We’ve got another work of Contemporary Art on our trip around the world today. This artwork is from Kazakhstani artist, Yerbossyn Meldibekov.
For more images from this photo series, visit this link. At the bottom there are three sets of images from the series. Sorry because of copyright I can’t post big pictures of these images. Here’s another link. The pictures are along the left side.
Kazakhstan was the last of the republics to declare independence from the former Soviet Union. This series of photographs called Family Album/Mutations explores the history of Kazakhstan and how it has changed since the dissolution of the Soviet Union in 1991.
The Soviet Union had a tradition of grand monuments erected to be a form of propaganda to magnify revolutionary, communist ideals. When the USSR collapsed, many people replaced these communist monuments with new ones that supported capitalism and a new sense of national pride.

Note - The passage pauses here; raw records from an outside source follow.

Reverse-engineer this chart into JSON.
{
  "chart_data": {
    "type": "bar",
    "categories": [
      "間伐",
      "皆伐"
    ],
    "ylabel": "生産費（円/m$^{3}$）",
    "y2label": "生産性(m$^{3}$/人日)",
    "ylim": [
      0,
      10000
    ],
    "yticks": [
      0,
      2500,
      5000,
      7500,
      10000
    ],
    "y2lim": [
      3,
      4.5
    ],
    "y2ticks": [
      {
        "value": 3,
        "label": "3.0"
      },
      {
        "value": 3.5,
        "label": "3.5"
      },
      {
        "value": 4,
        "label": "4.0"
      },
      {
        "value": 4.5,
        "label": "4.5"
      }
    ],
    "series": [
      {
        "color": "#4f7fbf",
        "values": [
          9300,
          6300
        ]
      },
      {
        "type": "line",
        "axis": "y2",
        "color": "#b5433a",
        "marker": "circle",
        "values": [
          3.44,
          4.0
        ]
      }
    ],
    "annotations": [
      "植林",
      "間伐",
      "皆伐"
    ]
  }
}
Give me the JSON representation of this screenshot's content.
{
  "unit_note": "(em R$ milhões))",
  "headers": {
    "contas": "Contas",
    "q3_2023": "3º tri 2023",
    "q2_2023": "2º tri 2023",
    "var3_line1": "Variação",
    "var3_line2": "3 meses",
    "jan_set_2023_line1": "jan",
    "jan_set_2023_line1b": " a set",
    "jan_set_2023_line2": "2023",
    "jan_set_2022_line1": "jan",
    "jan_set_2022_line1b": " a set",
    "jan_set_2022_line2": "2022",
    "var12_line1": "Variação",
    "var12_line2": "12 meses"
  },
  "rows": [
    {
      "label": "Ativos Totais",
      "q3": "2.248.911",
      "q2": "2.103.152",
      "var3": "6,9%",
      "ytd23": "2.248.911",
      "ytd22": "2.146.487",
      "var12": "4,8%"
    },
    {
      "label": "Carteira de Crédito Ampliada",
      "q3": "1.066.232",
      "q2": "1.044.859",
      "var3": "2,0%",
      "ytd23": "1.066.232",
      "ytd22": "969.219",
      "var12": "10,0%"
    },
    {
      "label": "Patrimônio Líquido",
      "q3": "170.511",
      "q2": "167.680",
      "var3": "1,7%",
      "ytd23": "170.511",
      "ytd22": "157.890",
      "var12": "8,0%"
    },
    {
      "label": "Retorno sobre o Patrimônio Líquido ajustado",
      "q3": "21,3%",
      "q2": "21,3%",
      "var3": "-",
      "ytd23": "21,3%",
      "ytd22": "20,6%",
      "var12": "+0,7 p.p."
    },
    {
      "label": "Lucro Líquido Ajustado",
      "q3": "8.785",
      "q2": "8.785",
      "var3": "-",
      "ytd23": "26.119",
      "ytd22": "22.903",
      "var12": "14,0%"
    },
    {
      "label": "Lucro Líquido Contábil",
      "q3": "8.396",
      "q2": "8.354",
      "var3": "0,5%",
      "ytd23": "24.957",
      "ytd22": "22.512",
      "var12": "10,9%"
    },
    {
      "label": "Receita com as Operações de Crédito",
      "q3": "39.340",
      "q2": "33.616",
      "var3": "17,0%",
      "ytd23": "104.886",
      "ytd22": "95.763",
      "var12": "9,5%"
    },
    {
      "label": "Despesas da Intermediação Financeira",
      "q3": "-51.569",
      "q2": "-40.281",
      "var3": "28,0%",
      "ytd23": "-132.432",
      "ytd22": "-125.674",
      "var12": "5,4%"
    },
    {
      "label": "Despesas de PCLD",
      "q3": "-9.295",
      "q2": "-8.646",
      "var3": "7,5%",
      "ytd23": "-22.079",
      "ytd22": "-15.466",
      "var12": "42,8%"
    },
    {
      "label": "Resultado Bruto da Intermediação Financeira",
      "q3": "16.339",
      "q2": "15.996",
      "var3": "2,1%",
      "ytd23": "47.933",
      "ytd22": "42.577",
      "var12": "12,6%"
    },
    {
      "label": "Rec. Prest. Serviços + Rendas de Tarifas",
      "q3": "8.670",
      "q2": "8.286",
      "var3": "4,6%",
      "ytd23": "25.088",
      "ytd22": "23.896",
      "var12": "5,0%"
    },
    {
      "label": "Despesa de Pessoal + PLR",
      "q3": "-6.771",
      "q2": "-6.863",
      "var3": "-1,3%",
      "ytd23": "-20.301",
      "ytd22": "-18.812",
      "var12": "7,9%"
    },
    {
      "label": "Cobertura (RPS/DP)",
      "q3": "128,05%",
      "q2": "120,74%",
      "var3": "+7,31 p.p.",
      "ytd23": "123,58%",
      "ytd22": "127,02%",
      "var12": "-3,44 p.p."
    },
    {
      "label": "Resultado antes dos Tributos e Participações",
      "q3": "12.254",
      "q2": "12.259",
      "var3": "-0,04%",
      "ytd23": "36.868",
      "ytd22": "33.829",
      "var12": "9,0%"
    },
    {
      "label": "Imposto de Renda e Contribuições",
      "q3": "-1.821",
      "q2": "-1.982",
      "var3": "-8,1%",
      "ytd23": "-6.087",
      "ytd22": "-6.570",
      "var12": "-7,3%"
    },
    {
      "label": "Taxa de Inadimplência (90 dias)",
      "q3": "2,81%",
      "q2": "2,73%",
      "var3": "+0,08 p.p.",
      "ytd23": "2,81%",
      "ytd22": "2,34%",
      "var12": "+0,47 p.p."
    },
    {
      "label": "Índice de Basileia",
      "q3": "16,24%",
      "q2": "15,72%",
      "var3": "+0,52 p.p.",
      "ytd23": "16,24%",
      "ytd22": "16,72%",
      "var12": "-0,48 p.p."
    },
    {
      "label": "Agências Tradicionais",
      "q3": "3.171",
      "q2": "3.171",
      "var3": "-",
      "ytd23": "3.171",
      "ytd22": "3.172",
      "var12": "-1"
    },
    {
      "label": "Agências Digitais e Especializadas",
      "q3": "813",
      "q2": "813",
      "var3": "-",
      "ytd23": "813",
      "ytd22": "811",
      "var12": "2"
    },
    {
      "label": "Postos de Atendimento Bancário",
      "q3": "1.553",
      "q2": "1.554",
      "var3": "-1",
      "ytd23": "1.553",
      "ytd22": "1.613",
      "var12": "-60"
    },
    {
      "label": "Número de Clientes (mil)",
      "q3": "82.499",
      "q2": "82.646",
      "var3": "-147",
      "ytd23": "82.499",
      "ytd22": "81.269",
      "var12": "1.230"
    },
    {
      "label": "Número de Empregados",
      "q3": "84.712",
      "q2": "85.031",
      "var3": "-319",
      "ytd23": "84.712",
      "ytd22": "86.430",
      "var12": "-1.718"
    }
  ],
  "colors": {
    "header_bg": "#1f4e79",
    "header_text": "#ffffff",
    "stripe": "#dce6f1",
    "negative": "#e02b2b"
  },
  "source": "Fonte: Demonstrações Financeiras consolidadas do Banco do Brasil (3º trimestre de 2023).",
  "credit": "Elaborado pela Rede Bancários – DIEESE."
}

Meldibekov found old photos of people posing next to the former Soviet monuments and then took new photos next to the new monuments or even a blank pedestal where the old statue once stood. Often the new photo would include the same people from the original photo so you have both the progression of time through the age of the people juxtaposed with the historical changes of politics through the monuments.
Yerbossyn Meldibekov’s Family Album/Mutations is a fascinating series that shows the tumultuousness of the 20th century in Kazakhstan. It reminds us of the history and the monumental leaders, but puts them into the perspective of individual people and families.
Kazakhstan Art Discussion Questions
- What’s going on in this picture? What is different? What is missing?
- What mood or emotion does the photograph on the left project? How is it different than the mood on the right?
- How do you think the people of Kazakhstan feel about this art?
Kazakhstan Art Learning Activity Ideas
Use this art in your lessons about the Soviet Union to help understand and explore the subject more deeply.
You could also have students brainstorm how we might do a similar photo series with history from our own location. For example, if you are a US citizen, maybe you could find a way to create a photo series using photographs and paintings from the Civil War.